Als Begründung gab das erstinstanzliche estnische Gericht an, dass aus der Klageschrift nicht hervorgehe, dass der Schaden in Estland eingetreten sei.

Die beiden Klägerinnen legten gegen die Entscheidung des erstinstanzlichen estnischen Gerichts Rechtsmittel ein. Das zuständige estnische Bezirksgericht wies das Rechtsmittel zurück und bestätigte die Entscheidung des erstinstanzlichen Gerichts.

Daraufhin riefen die Klägerinnen den estnischen Obersten Gerichtshof an.

Dieser unterschied zwischen dem Rechtsbehelf der estnischen Firma B und dem Rechtsbehelf von Frau I. Der Antrag von Frau I (natürliche Person) sei begründet, sodass der Beschluss des zweitinstanzlichen Gerichts  und der Beschluss des erstinstanzlichen Gerichts aufzuheben seien und die Sache zur Entscheidung an das erstinstanzliche Gericht zurückzuverweisen sei.

Was die von B erhobene Klage betrifft, so seien die estnischen Gerichte zumindest für den Ersatz des in Estland entstandenen Schadens zuständig.

Zwar habe der europäische Gerichtshof bereits entschieden, dass “ eine Beeinträchtigung des Ansehens und der Wertschätzung einer juristischen Person durch eine ehrverletzende Veröffentlichung an den Orten verwirklicht werde, an denen die Veröffentlichung verbreitet werde und das Ansehen des Betroffenen nach dessen Behauptung beeinträchtigt worden sein“ (Urteil vom 7. März 1995, Shevill u.a., C-68/93)

Nach Auffassung des estnischen Obersten Gerichtshofs, als vorlegendem Gericht, sei jedoch nicht klar, ob die Richtigstellung der unrichtigen Angaben und die Entfernung der Kommentare vor einem estnischen Gericht geltend gemacht werden können.

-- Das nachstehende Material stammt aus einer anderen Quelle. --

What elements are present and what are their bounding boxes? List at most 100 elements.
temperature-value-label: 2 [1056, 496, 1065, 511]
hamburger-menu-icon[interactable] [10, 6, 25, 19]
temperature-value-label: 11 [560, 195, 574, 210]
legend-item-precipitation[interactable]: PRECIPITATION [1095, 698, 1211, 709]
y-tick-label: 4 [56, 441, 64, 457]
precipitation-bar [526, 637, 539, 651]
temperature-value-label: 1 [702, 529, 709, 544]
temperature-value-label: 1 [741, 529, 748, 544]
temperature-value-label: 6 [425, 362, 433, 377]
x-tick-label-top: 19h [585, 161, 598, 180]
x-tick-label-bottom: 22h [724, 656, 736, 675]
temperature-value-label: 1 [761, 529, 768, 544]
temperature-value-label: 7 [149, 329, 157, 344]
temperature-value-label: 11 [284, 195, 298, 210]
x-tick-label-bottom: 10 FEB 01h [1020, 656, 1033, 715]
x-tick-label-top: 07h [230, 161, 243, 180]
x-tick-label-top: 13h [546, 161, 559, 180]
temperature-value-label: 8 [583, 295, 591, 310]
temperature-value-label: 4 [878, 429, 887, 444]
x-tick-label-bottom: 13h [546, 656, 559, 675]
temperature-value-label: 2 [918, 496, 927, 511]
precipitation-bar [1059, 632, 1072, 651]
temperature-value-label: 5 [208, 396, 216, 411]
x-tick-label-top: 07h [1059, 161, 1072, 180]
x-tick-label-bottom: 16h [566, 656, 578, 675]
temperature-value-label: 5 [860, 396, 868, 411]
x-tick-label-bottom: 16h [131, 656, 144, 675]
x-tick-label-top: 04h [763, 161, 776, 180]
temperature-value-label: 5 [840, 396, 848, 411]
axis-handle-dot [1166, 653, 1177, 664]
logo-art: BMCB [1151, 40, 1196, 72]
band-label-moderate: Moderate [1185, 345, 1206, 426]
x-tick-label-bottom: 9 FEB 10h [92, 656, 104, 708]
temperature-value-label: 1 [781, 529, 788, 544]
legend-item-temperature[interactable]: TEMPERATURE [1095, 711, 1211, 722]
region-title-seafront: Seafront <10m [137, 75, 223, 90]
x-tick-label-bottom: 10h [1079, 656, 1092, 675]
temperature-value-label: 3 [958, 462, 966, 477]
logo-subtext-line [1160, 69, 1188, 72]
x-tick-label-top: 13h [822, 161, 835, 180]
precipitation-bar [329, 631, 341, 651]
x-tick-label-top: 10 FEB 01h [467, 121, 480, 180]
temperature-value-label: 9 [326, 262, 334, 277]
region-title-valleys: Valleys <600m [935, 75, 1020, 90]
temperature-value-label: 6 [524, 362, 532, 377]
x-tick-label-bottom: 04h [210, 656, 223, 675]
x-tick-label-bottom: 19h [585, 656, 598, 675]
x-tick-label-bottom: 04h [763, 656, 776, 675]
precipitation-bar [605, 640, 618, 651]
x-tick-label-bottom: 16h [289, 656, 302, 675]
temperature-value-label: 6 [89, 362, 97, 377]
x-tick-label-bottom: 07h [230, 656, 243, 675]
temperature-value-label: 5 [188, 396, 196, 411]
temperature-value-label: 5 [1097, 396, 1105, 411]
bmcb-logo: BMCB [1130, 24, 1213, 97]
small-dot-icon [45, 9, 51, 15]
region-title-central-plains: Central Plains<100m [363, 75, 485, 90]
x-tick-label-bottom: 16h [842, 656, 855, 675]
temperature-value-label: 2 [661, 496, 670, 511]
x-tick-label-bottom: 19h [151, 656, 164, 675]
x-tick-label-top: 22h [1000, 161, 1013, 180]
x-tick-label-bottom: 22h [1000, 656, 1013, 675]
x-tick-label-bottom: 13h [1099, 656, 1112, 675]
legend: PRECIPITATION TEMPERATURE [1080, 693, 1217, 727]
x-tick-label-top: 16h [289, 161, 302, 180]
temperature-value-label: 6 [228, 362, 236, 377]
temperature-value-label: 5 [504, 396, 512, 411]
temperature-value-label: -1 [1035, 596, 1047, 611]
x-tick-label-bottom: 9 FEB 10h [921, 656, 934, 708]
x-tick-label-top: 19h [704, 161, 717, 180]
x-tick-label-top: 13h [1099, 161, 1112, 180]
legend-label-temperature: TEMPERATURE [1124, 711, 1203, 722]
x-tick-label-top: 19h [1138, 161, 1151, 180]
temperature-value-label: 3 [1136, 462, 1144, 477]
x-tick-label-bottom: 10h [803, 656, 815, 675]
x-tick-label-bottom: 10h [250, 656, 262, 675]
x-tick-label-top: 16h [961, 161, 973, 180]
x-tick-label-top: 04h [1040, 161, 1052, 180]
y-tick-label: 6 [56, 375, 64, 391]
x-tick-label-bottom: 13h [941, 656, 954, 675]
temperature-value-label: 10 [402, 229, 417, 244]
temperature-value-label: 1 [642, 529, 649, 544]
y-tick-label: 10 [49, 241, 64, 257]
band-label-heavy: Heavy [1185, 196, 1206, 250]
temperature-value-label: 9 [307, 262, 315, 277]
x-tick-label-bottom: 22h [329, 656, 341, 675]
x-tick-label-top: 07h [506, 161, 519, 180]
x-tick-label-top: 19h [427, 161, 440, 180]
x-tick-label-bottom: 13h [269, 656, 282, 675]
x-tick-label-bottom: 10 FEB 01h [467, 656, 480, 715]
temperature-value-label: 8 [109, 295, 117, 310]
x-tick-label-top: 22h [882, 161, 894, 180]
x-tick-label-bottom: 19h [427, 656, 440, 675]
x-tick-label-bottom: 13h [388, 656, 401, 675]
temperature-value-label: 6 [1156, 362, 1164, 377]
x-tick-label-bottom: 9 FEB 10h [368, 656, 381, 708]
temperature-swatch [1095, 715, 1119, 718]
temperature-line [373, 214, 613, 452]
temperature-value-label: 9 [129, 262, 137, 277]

Ebenso stelle sich die Frage, ob B den Ersatz des gesamten ihr entstandenen Schadens von den estnischen Gerichten einklagen könne.  Es stehe nicht fest, ob die bisherige Rechtsprechung wonach eine natürlich Person, die sich  durch im Internet veröffentlichte Inhalte in ihren Rechten verletzt fühle, entweder bei den Gerichten eines Mitgliedstaats klagen könne, in dem der Urheber dieser Inhalte niedergelassen sei, oder bei den Gerichten bis Mitgliedstaats, in dem sich der Mittelpunkt ihrer Interessen befinde, auch für juristische Personen gelte.

Vorlagefragen

1. Der oberste Gerichtshof in Estland hat deshalb entschieden das nationale Verfahren auszusetzen und dem Gerichtshof folgende Fragen zur Vorabentscheidung vorzulegen 1. Ist Art. 7 Nr. 2 der Verordnung Nr. 1215/2012 dahin auszulegen, dass eine Person, deren Rechte durch die Veröffentlichung unrichtiger Angaben über sie im Internet und durch das Unterlassen der Entfernung sie betreffender Kommentare verletzt worden sein sollen, vor den Gerichten jedes Mitgliedstaats, in dessen Hoheitsgebiet die im Internet veröffentlichten Informationen zugänglich sind oder waren, hinsichtlich des in diesem Mitgliedstaat entstandenen Schadens eine Klage auf Richtigstellung der unrichtigen Angaben und Entfernung der ihre Rechte verletzenden Kommentare erheben kann?

2. Ist Art. 7 Nr. 2 der Verordnung Nr. 1215/2012 dahin auszulegen, dass eine juristische Person, deren Rechte durch die Veröffentlichung unrichtiger Angaben im Internet und durch das Unterlassen der Entfernung sie betreffender Kommentare verletzt worden sein sollen, die Ansprüche auf Richtigstellung der Angaben, Verpflichtung zur Entfernung der Kommentare und Ersatz des durch die Veröffentlichung der unrichtigen Angaben im Internet entstandenen materiellen Schadens hinsichtlich des gesamten ihr entstandenen Schadens bei den Gerichten des Staates geltend machen kann, in dem sich der Mittelpunkt ihrer Interessen befindet?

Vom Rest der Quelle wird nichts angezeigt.